Figure 3. Dipole computed with FEM model

% Minimum norm estimate
cfg         = [];
cfg.method  = 'mne';
cfg.latency = [0.024 0.026];
cfg.grid    = leadfield_fem;
cfg.headmodel    = headmodel_fem_tr;
cfg.mne.prewhiten = 'yes';
cfg.mne.lambda    = 3;
cfg.mne.scalesourcecov = 'yes';
minimum_norm  = ft_sourceanalysis(cfg,EEG_avg);

cfg            = [];
cfg.parameter  = 'avg.pow';
interpolate  = ft_sourceinterpolate(cfg, minimum_norm , mri_resliced);

cfg = [];
cfg.funparameter = 'pow';
cfg.method        = 'ortho';
ft_sourceplot(cfg,interpolate);

Figure 4. Minimum norm estimation with FEM model

Comparison of BEM and FEM

ft_plot_mesh(headmodel_bem.bnd(3));alpha 0.7;
ft_plot_dipole(dipfit_fem.dip.pos(1,:), mean(dipfit_fem.dip.mom(1:3,:),2), 'color', 'r','unit','mm')
ft_plot_dipole(dipfit_bem.dip.pos(1,:), mean(dipfit_bem.dip.mom(1:3,:),2), 'color', 'b','unit','mm')

Figure 5. Comparison of a BEM and FEM dipole fit

Exercise 2

Can you think of reasons why the dipoles are at different locations?

Exercise 3

Changing parameters of the forward model influences the Inverse solutions. Play around with different parameters of the BEM forward model (e.g. changing conductivity values) and redo the inverse solution.
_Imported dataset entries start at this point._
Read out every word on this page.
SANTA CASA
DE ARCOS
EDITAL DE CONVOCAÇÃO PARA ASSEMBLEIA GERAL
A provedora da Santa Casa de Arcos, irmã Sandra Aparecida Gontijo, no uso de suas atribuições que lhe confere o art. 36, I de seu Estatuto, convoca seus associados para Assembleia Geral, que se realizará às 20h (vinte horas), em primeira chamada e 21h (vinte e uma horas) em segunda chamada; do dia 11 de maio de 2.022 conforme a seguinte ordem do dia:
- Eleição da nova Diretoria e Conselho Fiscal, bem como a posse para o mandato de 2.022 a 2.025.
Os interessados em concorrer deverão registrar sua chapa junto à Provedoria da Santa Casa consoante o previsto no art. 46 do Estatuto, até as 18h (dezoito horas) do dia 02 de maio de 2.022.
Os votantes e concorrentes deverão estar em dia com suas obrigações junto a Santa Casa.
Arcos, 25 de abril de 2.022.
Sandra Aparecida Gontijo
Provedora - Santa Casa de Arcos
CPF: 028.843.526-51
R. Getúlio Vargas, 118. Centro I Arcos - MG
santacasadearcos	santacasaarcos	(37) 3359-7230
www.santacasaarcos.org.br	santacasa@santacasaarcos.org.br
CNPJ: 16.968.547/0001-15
If you need more input for this please ask us!

Summary and suggested further reading

In this tutorial we learned how solve the inverse problem. For this we used the preprocessed functional data and the forward model. The inverse techniques we used in this tutorial were “Dipole Fit” and “Minimum Norm Estimation”. We used both techniques with the different choices of for the forward model BEM and FEM.